Schwäbische Zeitung (Ravensburg / Weingarten)
Kultur leben
Es ist wie immer zum Jahresanfang: Die eine nimmt sich wer weiß was vor, der andere macht weiter wie bisher, und andere wollen ihren Horizont erweitern. Letzteres kann schon diese Woche gelingen! Jedenfalls, wenn man bisher nicht wusste, was ein „Rock ’n’ Roll Wrestling Bash“ist. Werte Kulturkundschaft, es handelt sich hierbei laut Veranstalter um „eine weltweit einzigartige Symbiose aus Mexican Wrestling, energiegeladenem Rock ’n’ Roll, Striptease und Comedy“. Aha, wieder was gelernt! Angeblich treffen „übertriebene Stories und faszinierende Kostüme auf scharfe Stripperinnen in einer trashigen Kulisse, untermalt von einem atemberaubenden LiveSoundtrack“.
Den besorgt die Band „El Brujo’s Gore-Chestra“, indem sie ein unglaubliches Set herunterballert, während sich die Wrestler-Kollegen in einem Ring vor der Bühne abarbeiten. Wow, klingt wie gemacht für diesen bislang tristen oberschwäbischen Winter! Das sogenannte „Kult-Rock’n’Roll Musical“gastiert am 7. Januar in der authentischen Trash-Atmo des
Oberschwabenhallen-Klubs. Kann allerdings sein, dass nach Besuch dieser Veranstaltung nur noch eine Erkenntnis bleibt: „Mein Gehirn
macht mich fertig“. Roman Weltzien ist da schon einen Schritt weiter. Der benennt gleich ein ganzes Comedy-Programm so und stopft es voll mit überflüssigen Informationen, die seine körpereigene Festplatte irgendwo aufgeschnappt und gegen seinen Willen abgespeichert hat. Dabei begibt sich der Fußphobiker und bekennende Flippers-Fan in die Sickergruben des menschlichen Alltags. Dort trifft er wiederum Sigmund Freud als Begleiter des Papstes beim Gebrauchtwagenkauf, auch enttarnt er ein Terrornetzwerk islamistischer Singvögel und entschlüsselt geheime Botschaften auf Autoheckscheiben.

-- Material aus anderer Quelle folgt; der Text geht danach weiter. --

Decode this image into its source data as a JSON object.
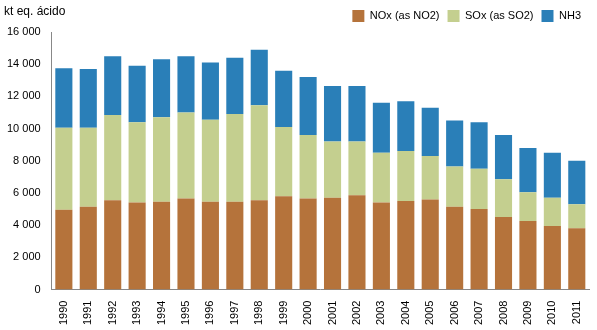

Weltzien kämpft gegen Pferde, bilinguale Zugbegleiter und immer wieder gegen das eigene Hirn. Er taucht ein in die Gefühlswelt einer Diesellok, findet Plutonium in Ravioli, Nüsse im Bier. Das alles ebenfalls am 7. Januar in der Hägeschmiede Wangen.
Wem auch das zu abgedreht klingt, bevorzugt vielleicht einen poetisch-ruhigen Start ins neue Kulturjahr. Die Pflanzenplastiken von Anne Carnein sorgen tatsächlich für eine ganz eigene Form von Erdung „und kommen dabei nicht zuletzt der Wesensverwandtschaft von Mensch und Pflanze auf die Spur“(Nicole Fritz, Kunstmuseum Ravensburg). Aus Resten gebrauchter Kleidungsstücke und Garne kreiert die Textilkünstlerin in filigraner Handarbeit zarte Pflanzenobjekte. Es ist eine leise Kunst, die so entsteht – der Betrachter muss nah an die einzelnen Pflanzenobjekte herantreten, um die feinen Details erkennen zu können. Carnein, die als Meisterschülerin des renommierten Bildhauers Stephan Balkenhol in Karlsruhe studierte, zeigt eine Auswahl ihrer Arbeiten ab dem 8. Januar unter dem Ausstellungstitel „Herbarium“im Neuen Schloss Kißlegg.